Quando Giovanni Paolo II visitò l’India nel 1986, incontrò a Madras i rappresentanti delle varie religioni e disse loro queste parole:
“Il frutto del dialogo è l’unione fra gli uomini e l’unione degli uomini con Dio. Attraverso il dialogo facciamo in modo che Dio sia presente in mezzo a noi, perché mentre ci apriamo l’un l’altro nel dialogo, ci apriamo anche a Dio”.
Sono parole che esprimono esattamente ciò che Chiara sentì fin dal primo incontro con fratelli e sorelle di altre fedi religiose.
La prima forte esperienza fu quella vissuta da lei nel 1966 in una sperduta valle dell’Africa camerunense, a Fontem, a contatto con la tribù dei Bangwa fortemente radicata nella religione tradizionale. Per farle festa tutti si erano radunati in una grande radura della foresta per i loro canti e le loro danze e lì Chiara ebbe la forte impressione che l’Amore di Dio, come un immenso sole, abbracciasse tutti e ci facesse uno. Per la prima volta nella sua vita Chiara intuì che il carisma datole da Dio poteva essere una forza soprannaturale di coesione fra cristiani e fedeli di altre religioni.
Ma l’evento in qualche modo "fondante" del nostro dialogo interreligioso fu il Premio Templeton per il Progresso della Religione, che venne assegnato a Chiara nel 1977. A Londra, dopo il suo discorso alla cerimonia nella Guildhall davanti a rappresentanti qualificati delle grandi religioni mondiali, ebbe la profonda sensazione che tutti i presenti fossero una cosa sola, anche se di fedi diverse. Cercando una spiegazione a tutto questo, Chiara pensò che forse dipendeva dal fatto che la maggior parte dei presenti avesse una viva fede in Dio e che Egli, anche qui, ci avvolgesse col suo amore.
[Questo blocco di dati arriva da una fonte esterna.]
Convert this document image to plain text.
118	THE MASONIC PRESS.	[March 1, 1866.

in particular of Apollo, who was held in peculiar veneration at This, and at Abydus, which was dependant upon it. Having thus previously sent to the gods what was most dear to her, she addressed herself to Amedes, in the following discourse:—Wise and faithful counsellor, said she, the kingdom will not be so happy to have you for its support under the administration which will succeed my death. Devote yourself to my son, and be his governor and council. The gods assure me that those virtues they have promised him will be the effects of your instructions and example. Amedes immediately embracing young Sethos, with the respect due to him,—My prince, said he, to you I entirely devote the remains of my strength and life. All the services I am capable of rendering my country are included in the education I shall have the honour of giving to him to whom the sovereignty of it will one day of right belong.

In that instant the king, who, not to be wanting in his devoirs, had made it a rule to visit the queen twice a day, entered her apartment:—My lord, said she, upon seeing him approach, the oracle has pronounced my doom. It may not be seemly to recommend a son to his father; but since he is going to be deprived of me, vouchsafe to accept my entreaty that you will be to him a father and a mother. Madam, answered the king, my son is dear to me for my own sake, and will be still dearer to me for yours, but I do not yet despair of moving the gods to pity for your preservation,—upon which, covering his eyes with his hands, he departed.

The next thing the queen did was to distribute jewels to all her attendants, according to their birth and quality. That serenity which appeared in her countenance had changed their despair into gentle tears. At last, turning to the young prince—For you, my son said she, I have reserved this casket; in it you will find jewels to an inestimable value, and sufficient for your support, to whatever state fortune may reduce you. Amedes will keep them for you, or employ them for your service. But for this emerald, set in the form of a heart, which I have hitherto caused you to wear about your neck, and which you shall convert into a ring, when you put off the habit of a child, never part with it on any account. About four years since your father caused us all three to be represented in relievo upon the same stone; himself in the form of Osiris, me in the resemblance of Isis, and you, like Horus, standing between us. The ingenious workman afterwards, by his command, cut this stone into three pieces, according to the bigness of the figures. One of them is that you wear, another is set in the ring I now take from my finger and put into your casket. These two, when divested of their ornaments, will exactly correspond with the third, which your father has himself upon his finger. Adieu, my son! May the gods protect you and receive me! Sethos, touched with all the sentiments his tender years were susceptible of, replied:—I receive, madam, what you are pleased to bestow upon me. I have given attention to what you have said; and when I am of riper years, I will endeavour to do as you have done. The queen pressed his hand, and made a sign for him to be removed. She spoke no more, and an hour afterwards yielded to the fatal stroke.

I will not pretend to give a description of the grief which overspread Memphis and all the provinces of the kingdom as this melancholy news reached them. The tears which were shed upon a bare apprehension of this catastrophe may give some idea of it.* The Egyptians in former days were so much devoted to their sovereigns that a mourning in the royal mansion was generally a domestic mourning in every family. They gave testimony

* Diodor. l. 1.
Quando uscì dalla sala, i primi a salutarla furono proprio gli appartenenti ad altre religioni: buddisti, musulmani, ebrei, sikhs, indù, ecc. Chiara intuì che questa circostanza dava al Movimento una nuova apertura: avremmo dovuto da allora in poi cercare di portare il nostro spirito, il nostro amore, la nostra vita, non solo nelle altre Chiese o comunità ecclesiali cristiane, ma anche a questi nostri fratelli di altre fedi.
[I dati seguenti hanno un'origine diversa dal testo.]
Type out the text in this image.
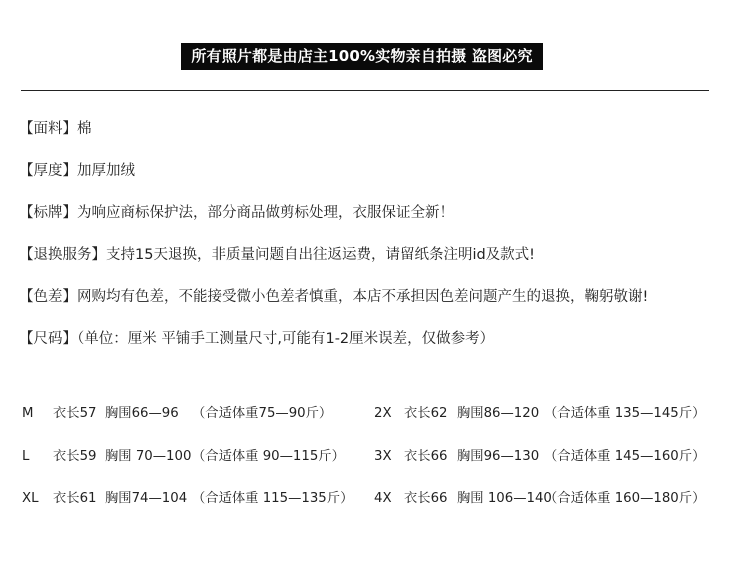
所有照片都是由店主100%实物亲自拍摄 盗图必究
【面料】棉
【厚度】加厚加绒
【标牌】为响应商标保护法，部分商品做剪标处理，衣服保证全新！
【退换服务】支持15天退换，非质量问题自出往返运费，请留纸条注明id及款式!
【色差】网购均有色差，不能接受微小色差者慎重，本店不承担因色差问题产生的退换，鞠躬敬谢!
【尺码】（单位：厘米 平铺手工测量尺寸,可能有1-2厘米误差，仅做参考）
M 衣长57 胸围66—96 （合适体重75—90斤）
L 衣长59 胸围 70—100 （合适体重 90—115斤）
XL 衣长61 胸围74—104 （合适体重 115—135斤）
2X 衣长62 胸围86—120 （合适体重 135—145斤）
3X 衣长66 胸围96—130 （合适体重 145—160斤）
4X 衣长66 胸围 106—140
（合适体重 160—180斤）
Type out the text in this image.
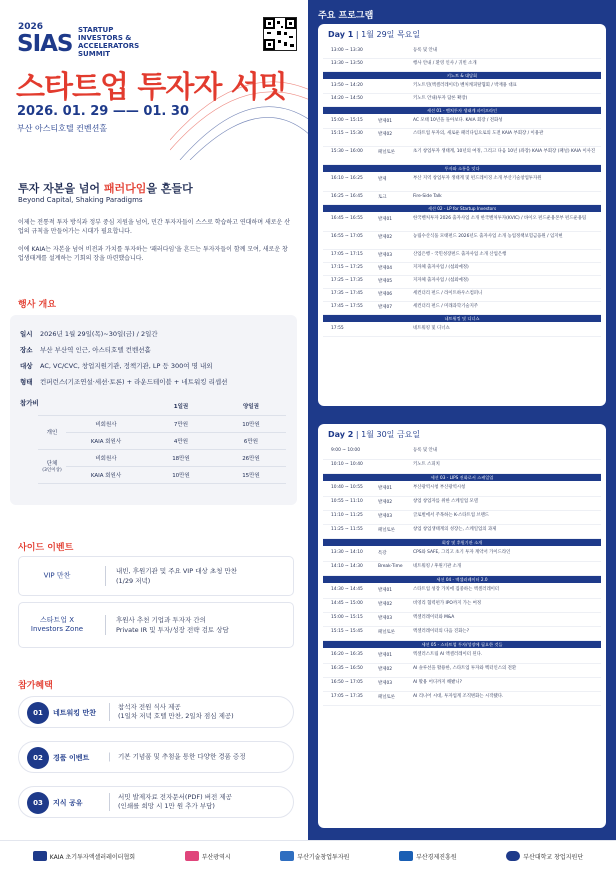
2026
SIAS
STARTUP INVESTORS & ACCELERATORS SUMMIT
스타트업 투자자 서밋
2026. 01. 29 —— 01. 30
부산 아스티호텔 컨벤션홀
투자 자본을 넘어 패러다임을 흔들다
Beyond Capital, Shaking Paradigms
이제는 전통적 투자 방식과 정부 중심 지원을 넘어, 민간 투자자들이 스스로 학습하고 연대하며 새로운 산업의 규칙을 만들어가는 시대가 필요합니다.
이에 KAIA는 자본을 넘어 비전과 가치를 투자하는 '패러다임'을 흔드는 투자자들이 함께 모여, 새로운 창업생태계를 설계하는 기회의 장을 마련했습니다.
행사 개요
일시 2026년 1월 29일(목)~30일(금) / 2일간
장소 부산 부산역 인근, 아스티호텔 컨벤션홀
대상 AC, VC/CVC, 창업지원기관, 정책기관, LP 등 300여 명 내외
형태 컨퍼런스(기조연설·세션·토론) + 라운드테이블 + 네트워킹 리셉션
참가비
		1일권	양일권
개인	비회원사	7만원	10만원
	KAIA 회원사	4만원	6만원
단체
(3인이상)	비회원사	18만원	26만원
	KAIA 회원사	10만원	15만원
사이드 이벤트
VIP 만찬
내빈, 후원기관 및 주요 VIP 대상 초청 만찬
(1/29 저녁)
스타트업 X Investors Zone
후원사 추천 기업과 투자자 간의
Private IR 및 투자/성장 전략 검토 상담
참가혜택
01	네트워킹 만찬
참석자 전원 식사 제공
(1일차 저녁 호텔 만찬, 2일차 점심 제공)
02	경품 이벤트	기본 기념품 및 추첨을 통한 다양한 경품 증정
03	지식 공유
서밋 발제자료 전자문서(PDF) 버전 제공
(인쇄를 희망 시 1만 원 추가 부담)
주요 프로그램
Day 1 | 1월 29일 목요일
13:00 ~ 13:30	등록 및 안내
13:30 ~ 13:50	행사 안내 / 환영 인사 / 귀빈 소개
키노트 & 대담회
13:50 ~ 14:20	키노트연(액셀러레이터) 벤처캐피탈협회 / 박재용 대표
14:20 ~ 14:50	키노트 안내(투자 담론 확장)
세션 01 - 벤처투자 생태계 파이프라인
15:00 ~ 15:15	발제01	AC 모태 10년을 돌아보다. KAIA 회장 / 전화성
15:15 ~ 15:30	발제02	스타트업 투자의, 새로운 패러다임으로의 도전 KAIA 부회장 / 이용관
15:30 ~ 16:00	패널토론	초기 창업투자 생태계, 10년의 여정, 그리고 다음 10년 (좌장) KAIA 부회장 (패널) KAIA 이사진
투자와 소통을 잇다
16:10 ~ 16:25	발제	부산 지역 창업투자 생태계 및 펀드레이징 소개 부산기술창업투자원
16:25 ~ 16:45	토크	Fire-Side Talk
세션 02 - LP for Startup Investors
16:45 ~ 16:55	발제01	한국벤처투자 2026 출자사업 소개 한국벤처투자(KVIC) / 바이오 펀드운용본부 펀드운용팀
16:55 ~ 17:05	발제02	농림수산식품 모태펀드 2026년도 출자사업 소개 농업정책보험금융원 / 임지현
17:05 ~ 17:15	발제03	산업은행 - 국민성장펀드 출자사업 소개 산업은행
17:15 ~ 17:25	발제04	지자체 출자사업 / (섭외예정)
17:25 ~ 17:35	발제05	지자체 출자사업 / (섭외예정)
17:35 ~ 17:45	발제06	세컨더리 펀드 / 라이트하우스컴퍼니
17:45 ~ 17:55	발제07	세컨더리 펀드 / 미래과학기술지주
네트워킹 및 디너쇼
17:55	네트워킹 및 디너쇼
Day 2 | 1월 30일 금요일
9:00 ~ 10:00	등록 및 안내
10:10 ~ 10:40	키노트 스피치
세션 03 - LIPS 진화로서 스케일업
10:40 ~ 10:55	발제01	부산광역시청 부산광역시청
10:55 ~ 11:10	발제02	창업 창업자를 위한 스케일업 모델
11:10 ~ 11:25	발제03	글로벌에서 주목하는 K-스타트업 브랜드
11:25 ~ 11:55	패널토론	창업 창업생태계의 성장는, 스케일업의 과제
회장 및 후원기관 소개
13:30 ~ 14:10	특강	CPS와 SAFE, 그리고 초기 투자 계약서 가이드라인
14:10 ~ 14:30	Break-Time	네트워킹 / 후원기관 소개
세션 04 - 액셀러레이터 2.0
14:30 ~ 14:45	발제01	스타트업 성장 가치에 집중하는 액셀러레이터
14:45 ~ 15:00	발제02	비영리 협력펀가 IPO까지 가는 여정
15:00 ~ 15:15	발제03	액셀러레이터와 M&A
15:15 ~ 15:45	패널토론	액셀러레이터의 다음 진화는?
세션 05 - 스타트업 투자/성장에 필요한 것들
16:20 ~ 16:35	발제01	엑셀러스트림 AI 액셀러레이터 된다.
16:35 ~ 16:50	발제02	AI 솔루션을 활용한, 스타트업 투자와 벡터인스의 전환
16:50 ~ 17:05	발제03	AI 활용 어디까지 해봤니?
17:05 ~ 17:35	패널토론	AI 리니어 시대, 투자업계 조직변화는 시작됐다.
KAIA 초기투자액셀러레이터협회	부산광역시	부산기술창업투자원	부산경제진흥원	부산대학교 창업지원단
Ciò che è accaduto in più di 20 anni di dialogo è difficile da riassumere. Sono stati scritti dei libri sui suoi incontri con i buddisti del Giappone e della Thailandia, con gli ebrei in Sud America, con i musulmani negli U.S.A.
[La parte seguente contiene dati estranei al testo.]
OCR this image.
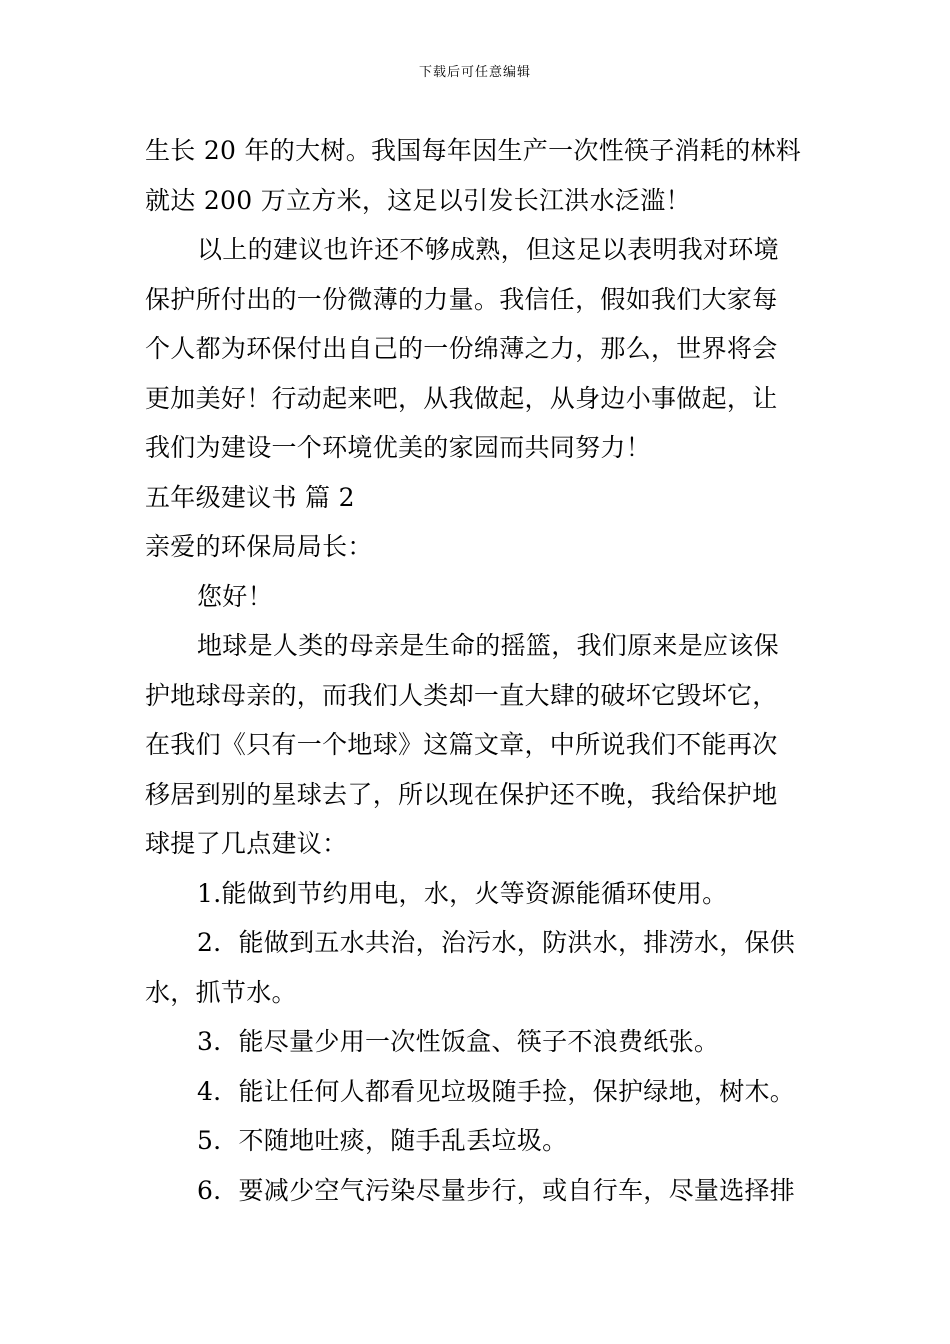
下载后可任意编辑
生长 20 年的大树。我国每年因生产一次性筷子消耗的林料
就达 200 万立方米，这足以引发长江洪水泛滥！
以上的建议也许还不够成熟，但这足以表明我对环境
保护所付出的一份微薄的力量。我信任，假如我们大家每
个人都为环保付出自己的一份绵薄之力，那么，世界将会
更加美好！行动起来吧，从我做起，从身边小事做起，让
我们为建设一个环境优美的家园而共同努力！
五年级建议书 篇 2
亲爱的环保局局长：
您好！
地球是人类的母亲是生命的摇篮，我们原来是应该保
护地球母亲的，而我们人类却一直大肆的破坏它毁坏它，
在我们《只有一个地球》这篇文章，中所说我们不能再次
移居到别的星球去了，所以现在保护还不晚，我给保护地
球提了几点建议：
1.能做到节约用电，水，火等资源能循环使用。
2．能做到五水共治，治污水，防洪水，排涝水，保供
水，抓节水。
3．能尽量少用一次性饭盒、筷子不浪费纸张。
4．能让任何人都看见垃圾随手捡，保护绿地，树木。
5．不随地吐痰，随手乱丢垃圾。
6．要减少空气污染尽量步行，或自行车，尽量选择排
Prima di affrontare il dialogo con l’Islam, nel breve tempo che abbiamo a disposizione, vorremmo chiederci quale sia la chiave del nostro dialogo e come mai abbia avuto una evoluzione così rapida e profonda. La risposta è tutta nella nostra spiritualità che è la spiritualità dell’unità e che ci porta a vivere il nostro dialogo con quell’arte di amare che Chiara ha riassunto in quattro punti e che sono perfettamente condivisibili da tutte le tradizioni religiose.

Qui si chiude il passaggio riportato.